It is being described as a day of reckoning for Ireland. On Tuesday, European Union finance ministers are gathering in Brussels for their regular monthly meeting -- and the first item on the agenda is sure to be the state of Dublin's finances.
As worries over the country's debt have spread in the past week, the country has come under increasing pressure from the European Central Bank and other countries belonging to the European common currency zone to apply for aid from the €750 billion fund established earlier this year to prop up the euro. Ireland, however, continues to insist that, for the moment, no help is needed.
"I would hope after the (EU finance ministers' meeting) this afternoon and tomorrow there would be more logic introduced into this," Dick Roche, Ireland's European affairs minister, reiterated to BBC Radio on Tuesday morning. "There is no reason why we should trigger an IMF or an EU-type bailout."
Roche did say that Irish banks did face serious liquidity problems. But, he added, "I don't think the appropriate response to that would be for the European finance ministers to panic."

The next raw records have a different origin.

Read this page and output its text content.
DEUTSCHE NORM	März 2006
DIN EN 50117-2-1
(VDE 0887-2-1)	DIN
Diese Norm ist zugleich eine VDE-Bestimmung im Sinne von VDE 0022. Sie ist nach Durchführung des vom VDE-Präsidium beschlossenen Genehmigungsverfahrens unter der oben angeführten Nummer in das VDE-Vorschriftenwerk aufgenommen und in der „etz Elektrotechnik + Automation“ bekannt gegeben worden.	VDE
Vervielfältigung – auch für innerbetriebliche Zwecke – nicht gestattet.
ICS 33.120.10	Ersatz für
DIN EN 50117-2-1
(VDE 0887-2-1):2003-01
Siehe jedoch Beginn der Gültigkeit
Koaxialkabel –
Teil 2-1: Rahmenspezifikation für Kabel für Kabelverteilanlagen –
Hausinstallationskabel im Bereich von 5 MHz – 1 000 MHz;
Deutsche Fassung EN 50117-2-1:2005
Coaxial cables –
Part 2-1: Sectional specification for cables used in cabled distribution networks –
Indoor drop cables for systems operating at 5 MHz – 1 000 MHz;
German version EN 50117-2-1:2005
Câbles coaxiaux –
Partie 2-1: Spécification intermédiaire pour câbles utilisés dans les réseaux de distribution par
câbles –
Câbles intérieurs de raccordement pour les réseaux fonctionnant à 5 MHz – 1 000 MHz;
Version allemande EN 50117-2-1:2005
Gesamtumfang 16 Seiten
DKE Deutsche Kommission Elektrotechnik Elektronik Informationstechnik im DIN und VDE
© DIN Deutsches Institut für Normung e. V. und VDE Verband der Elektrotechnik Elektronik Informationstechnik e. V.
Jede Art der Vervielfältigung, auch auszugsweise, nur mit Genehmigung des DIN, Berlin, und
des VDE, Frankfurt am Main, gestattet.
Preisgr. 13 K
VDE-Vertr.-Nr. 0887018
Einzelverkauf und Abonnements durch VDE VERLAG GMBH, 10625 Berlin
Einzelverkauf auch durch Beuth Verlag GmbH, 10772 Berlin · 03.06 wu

British and German banks are certain to be watching the developments in Brussels closely. According to data provided by Germany's largest financial institutions in the summer as part of the Europe-wide banking stress tests, they hold some $138 billion in Irish debt, with Hypo Real Estate, the crippled German lender, leading the way with a portfolio worth €10.3 billion, according to a report in the German daily Frankfurter Allgemeine Zeitung on Tuesday. British banks have total holdings of Irish debt worth $150 billion.